LES PREMIERS ST BARTHS

Dans un monde qui, au fil des découvertes, s’avère bien plus vaste, St Barth semble destinée à demeurer déserte, du moins silencieuse…mais jusqu’à quand ?

 Le premier colon à y faire du bruit en accostant, est Pierre Belain d’Esnambuc. 

Ambitieux et brillant, autoritaire et bon diplomate, l’homme devenu corsaire dans l’espoir de faire, ou plutôt, de refaire fortune, arrive en 1625 à St Christophe (aujourd‘hui St Kitts). L’île déjà occupée par les anglais commandés par Warner, sera « l’île mère » quant au peuplement de certaines des petites Antilles, notamment St Barthélemy. D’Esnambuc retourne en France en 1626 et revient un an plus tard à St Christophe en tant que gouverneur de la Compagnie de St Christophe. Une Compagnie fraichement créée sous l’impulsion du principal actionnaire, le cardinal Richelieu. 

D’un commun accord – un traité unique, stipulant une non-agression franco-britannique, même en cas de guerre officielle -, français, anglais et caraïbes se partagent l’île de St Christophe, dans une atmosphère tendue en raison des rivalités et différences, mais stable. Une paix toute relative car les indiens dont l’instinct féroce se ravive au fil des jours, ont préparé un plan d’envergure avec près de 4000 Caraïbes, dépêchés des îles voisines, dans le seul but d’exterminer tous les colons présents. Sans la trahison d’une Caraïbe qui partageait la couche de d’Esnambuc et qui le prévient, notre histoire aurait été bien différente. Français et Anglais réussissent donc à repousser dans le sang, les Caraïbes et à contrecarrer leur funeste dessein.

 

 Les colonies arborant fleurs de lys et léopards, connurent un court répit, les Espagnols entrant en jeu. Ces derniers tiennent à faire le ménage dans ces « cayes », repaires de corsaires et de pirates, et intiment à tout ce petit monde de St Christophe, l’ordre de quitter l’île. Nous sommes en 1629 ! C’est à cette occasion que d’Esnambuc décide de laisser quelques hommes sur la petite île peu hospitalière de St Barthélemy. Une date qui marque le séjour, quoique temporaire, des premiers colons européens à St Barth. Ils sont Français et montrent peu d’enthousiasme face à ce petit « rocher », d’un certain charme certes, mais où tout reste à faire ! 

Dès le départ des Espagnols, d’Esnambuc « rapatrie » tous ses exilés à St Christophe. Suivent quelques années difficiles menant à la dissolution de la Compagnie de St Christophe. Le Cardinal Richelieu qui n’est pas le dernier des dupes, crée alors en 1635, pour donner plus de ressources à ses hautes ambitions, la Compagnie des Isles d’Amérique. Cette nouvelle Compagnie facilitera le confort du gouverneur d’Esnambuc ainsi que les échanges (exportation du tabac cultivé notamment) avec la métropole.

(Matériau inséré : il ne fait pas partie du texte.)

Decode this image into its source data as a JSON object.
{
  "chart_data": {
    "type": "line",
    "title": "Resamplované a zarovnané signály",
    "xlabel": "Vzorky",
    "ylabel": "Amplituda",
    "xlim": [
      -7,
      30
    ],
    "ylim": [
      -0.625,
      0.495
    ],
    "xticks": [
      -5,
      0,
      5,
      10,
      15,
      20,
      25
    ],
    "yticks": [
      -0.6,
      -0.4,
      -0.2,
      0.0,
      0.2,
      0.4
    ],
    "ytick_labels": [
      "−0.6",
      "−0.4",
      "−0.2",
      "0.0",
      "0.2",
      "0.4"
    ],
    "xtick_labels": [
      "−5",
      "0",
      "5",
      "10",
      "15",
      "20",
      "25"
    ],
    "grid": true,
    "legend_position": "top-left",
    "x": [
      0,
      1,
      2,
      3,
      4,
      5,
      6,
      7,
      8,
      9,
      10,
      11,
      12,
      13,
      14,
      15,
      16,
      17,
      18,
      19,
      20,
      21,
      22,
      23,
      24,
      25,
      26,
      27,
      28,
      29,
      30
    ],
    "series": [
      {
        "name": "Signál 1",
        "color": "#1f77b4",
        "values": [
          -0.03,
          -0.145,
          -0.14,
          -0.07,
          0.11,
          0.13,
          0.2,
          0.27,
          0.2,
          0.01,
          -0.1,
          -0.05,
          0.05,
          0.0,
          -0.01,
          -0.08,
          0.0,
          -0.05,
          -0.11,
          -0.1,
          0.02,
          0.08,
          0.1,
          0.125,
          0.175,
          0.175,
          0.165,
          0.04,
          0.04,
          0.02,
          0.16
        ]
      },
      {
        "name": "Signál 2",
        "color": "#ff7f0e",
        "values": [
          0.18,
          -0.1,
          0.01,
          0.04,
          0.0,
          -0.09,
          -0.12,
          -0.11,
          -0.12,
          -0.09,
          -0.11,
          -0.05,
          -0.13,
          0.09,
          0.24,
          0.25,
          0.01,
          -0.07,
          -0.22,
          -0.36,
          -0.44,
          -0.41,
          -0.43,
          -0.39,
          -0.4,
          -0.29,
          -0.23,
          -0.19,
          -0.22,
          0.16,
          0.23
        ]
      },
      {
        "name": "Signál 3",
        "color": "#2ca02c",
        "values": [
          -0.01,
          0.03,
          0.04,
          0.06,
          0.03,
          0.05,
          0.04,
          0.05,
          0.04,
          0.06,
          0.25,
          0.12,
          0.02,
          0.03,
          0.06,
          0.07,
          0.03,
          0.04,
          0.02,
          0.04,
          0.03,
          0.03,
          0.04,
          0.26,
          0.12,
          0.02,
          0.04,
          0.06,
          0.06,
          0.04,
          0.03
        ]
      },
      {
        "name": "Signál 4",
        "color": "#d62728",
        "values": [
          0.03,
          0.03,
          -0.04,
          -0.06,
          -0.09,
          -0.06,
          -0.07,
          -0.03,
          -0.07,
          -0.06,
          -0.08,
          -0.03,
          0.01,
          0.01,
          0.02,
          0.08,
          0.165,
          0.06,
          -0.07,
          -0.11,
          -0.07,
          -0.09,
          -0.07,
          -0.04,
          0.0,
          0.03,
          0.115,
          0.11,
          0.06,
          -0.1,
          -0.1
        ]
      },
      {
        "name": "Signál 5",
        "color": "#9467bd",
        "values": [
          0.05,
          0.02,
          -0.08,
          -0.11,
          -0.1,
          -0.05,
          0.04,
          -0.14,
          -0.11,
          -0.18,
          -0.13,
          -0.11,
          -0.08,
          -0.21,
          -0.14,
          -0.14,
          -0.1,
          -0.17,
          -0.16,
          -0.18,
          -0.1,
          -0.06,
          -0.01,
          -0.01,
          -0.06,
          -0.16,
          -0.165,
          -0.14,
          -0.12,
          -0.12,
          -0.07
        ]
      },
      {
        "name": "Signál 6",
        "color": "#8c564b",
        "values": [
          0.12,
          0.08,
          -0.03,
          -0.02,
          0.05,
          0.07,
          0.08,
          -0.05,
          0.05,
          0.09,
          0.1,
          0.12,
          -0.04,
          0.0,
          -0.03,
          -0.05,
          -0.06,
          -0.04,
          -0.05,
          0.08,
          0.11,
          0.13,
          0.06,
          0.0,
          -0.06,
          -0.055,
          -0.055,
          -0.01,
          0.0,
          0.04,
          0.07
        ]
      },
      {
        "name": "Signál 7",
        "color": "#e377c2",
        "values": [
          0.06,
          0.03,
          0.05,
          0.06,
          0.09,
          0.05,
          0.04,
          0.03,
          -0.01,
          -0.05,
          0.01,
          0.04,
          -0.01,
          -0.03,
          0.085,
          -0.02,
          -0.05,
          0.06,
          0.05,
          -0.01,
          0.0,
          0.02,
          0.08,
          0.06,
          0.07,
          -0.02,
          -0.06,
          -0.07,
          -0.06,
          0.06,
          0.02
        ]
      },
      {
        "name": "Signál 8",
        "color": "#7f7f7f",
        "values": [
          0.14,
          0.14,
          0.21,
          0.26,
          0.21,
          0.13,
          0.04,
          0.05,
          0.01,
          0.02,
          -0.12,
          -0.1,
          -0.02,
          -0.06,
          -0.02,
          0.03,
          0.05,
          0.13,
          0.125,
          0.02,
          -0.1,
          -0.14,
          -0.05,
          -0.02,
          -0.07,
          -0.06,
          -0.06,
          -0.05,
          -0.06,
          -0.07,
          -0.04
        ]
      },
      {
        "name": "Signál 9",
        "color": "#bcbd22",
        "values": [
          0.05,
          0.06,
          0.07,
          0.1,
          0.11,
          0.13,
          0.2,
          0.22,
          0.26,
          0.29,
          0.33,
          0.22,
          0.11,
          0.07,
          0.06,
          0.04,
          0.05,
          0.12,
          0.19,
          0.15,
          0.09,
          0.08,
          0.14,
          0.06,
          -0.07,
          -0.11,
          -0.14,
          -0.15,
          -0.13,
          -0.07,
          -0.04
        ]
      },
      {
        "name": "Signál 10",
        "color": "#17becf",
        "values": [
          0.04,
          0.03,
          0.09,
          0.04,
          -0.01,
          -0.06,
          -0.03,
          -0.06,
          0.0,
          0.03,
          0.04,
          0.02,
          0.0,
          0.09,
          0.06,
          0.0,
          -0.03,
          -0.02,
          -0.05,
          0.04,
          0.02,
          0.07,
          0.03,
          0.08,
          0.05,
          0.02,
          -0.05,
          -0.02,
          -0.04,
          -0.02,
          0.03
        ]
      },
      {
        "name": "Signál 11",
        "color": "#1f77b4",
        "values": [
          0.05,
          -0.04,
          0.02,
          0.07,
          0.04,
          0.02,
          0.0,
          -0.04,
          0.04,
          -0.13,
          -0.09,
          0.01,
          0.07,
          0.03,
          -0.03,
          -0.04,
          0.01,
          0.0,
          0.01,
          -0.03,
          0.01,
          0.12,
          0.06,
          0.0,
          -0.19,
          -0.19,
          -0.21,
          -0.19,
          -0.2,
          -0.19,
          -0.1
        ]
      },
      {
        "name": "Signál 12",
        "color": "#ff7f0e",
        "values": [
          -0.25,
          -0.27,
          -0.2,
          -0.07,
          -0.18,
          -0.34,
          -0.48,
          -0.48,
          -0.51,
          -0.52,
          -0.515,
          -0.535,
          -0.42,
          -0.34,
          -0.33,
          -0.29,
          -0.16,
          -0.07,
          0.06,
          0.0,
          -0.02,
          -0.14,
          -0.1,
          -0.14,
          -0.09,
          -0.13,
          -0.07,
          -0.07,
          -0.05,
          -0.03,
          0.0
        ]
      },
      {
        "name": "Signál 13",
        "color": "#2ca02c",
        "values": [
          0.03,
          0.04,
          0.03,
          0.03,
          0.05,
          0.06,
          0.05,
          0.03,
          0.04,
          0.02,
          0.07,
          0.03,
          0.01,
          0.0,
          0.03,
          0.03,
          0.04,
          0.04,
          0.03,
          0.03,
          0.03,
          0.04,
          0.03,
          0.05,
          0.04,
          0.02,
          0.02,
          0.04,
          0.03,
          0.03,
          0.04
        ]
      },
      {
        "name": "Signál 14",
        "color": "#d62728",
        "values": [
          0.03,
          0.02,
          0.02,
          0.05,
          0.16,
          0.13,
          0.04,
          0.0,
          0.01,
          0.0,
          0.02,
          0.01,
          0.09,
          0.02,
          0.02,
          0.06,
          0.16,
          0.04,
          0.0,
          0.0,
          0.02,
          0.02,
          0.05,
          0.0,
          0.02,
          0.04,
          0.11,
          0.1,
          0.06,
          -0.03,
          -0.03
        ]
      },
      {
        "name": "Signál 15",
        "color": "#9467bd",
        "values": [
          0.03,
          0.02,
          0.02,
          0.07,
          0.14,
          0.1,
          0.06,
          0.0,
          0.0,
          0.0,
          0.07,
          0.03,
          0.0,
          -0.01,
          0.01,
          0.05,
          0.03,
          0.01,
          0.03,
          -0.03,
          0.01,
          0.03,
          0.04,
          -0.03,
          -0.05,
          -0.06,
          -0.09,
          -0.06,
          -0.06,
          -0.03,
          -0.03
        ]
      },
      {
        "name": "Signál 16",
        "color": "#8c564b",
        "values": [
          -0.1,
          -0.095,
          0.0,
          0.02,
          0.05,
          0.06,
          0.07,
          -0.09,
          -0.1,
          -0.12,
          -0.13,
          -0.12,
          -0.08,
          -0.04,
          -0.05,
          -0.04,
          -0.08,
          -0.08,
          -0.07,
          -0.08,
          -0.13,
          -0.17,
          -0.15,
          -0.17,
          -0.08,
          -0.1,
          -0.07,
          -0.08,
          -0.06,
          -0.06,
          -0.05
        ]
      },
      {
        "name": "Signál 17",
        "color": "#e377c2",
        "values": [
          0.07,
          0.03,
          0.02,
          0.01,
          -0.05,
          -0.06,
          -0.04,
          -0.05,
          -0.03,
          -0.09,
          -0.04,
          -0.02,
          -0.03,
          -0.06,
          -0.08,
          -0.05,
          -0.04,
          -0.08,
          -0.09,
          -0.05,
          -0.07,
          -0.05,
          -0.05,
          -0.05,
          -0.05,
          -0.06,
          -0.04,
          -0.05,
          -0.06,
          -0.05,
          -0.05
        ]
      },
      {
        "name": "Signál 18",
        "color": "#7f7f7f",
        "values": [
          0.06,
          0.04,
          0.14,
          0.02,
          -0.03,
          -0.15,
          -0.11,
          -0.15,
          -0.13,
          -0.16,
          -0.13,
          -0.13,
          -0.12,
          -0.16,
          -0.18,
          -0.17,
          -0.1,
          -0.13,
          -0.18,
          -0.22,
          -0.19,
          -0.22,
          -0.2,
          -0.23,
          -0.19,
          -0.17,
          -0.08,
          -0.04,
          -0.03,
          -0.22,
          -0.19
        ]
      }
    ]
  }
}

Pendant ce temps, St Barth désertée, retombe dans sa monotonie, rompue épisodiquement par la présence des pirates, corsaires, flibustiers et boucaniers, qui apprécient la baie discrète de Carénage (aujourd’hui Gustavia).

Après la mort de d'Esnambuc, emporté par la syphilis en 1637, c'est le commandeur de l'Ordre des Chevaliers de Malte, Philippe Longvilliers de Poincy, qui prend en 1639, le poste de Lieutenant Général des Iles d'Amérique. Selon Du Tertre, il décide d’occuper St Barthélemy en 1648 dans un but stratégique et y envoie Jacques Gante avec 52 hommes pour une installation qui se veut définitive. La même année signe la fin de la « Guerre de trente ans » en Europe et le début de la Fronde en France. 

Mais ce ne sont nullement des préoccupations majeures pour cette nouvelle communauté insulaire qui a fort à faire pour assurer sa survie. Dans un grand dénuement, ces hommes, sous la houlette de Gante et du sieur Bonhomme débutent leur aménagement et plantent dans la terre aride de St Barth manguiers, citronniers, orangers et arbres à pain. L’île, certainement moins sèche et plus boisée qu’aujourd’hui, permettait également la culture du manioc, de l’igname, du malanga et du produit d’exportation principal, le tabac.

En 1651, la compagnie française, au bord du bilan et face à la menace espagnole, décide de vendre ses possessions à l’Ordre des Chevaliers de Malte. L’Ordre maintient son commandeur de Poincy à la tête de St Martin (pour moitié) et St Barthélemy, jusqu’à sa mort en 1660. Cet épisode explique la présence de la croix de l’Ordre des Chevaliers de Malte au centre de l’actuel blason de St Barth.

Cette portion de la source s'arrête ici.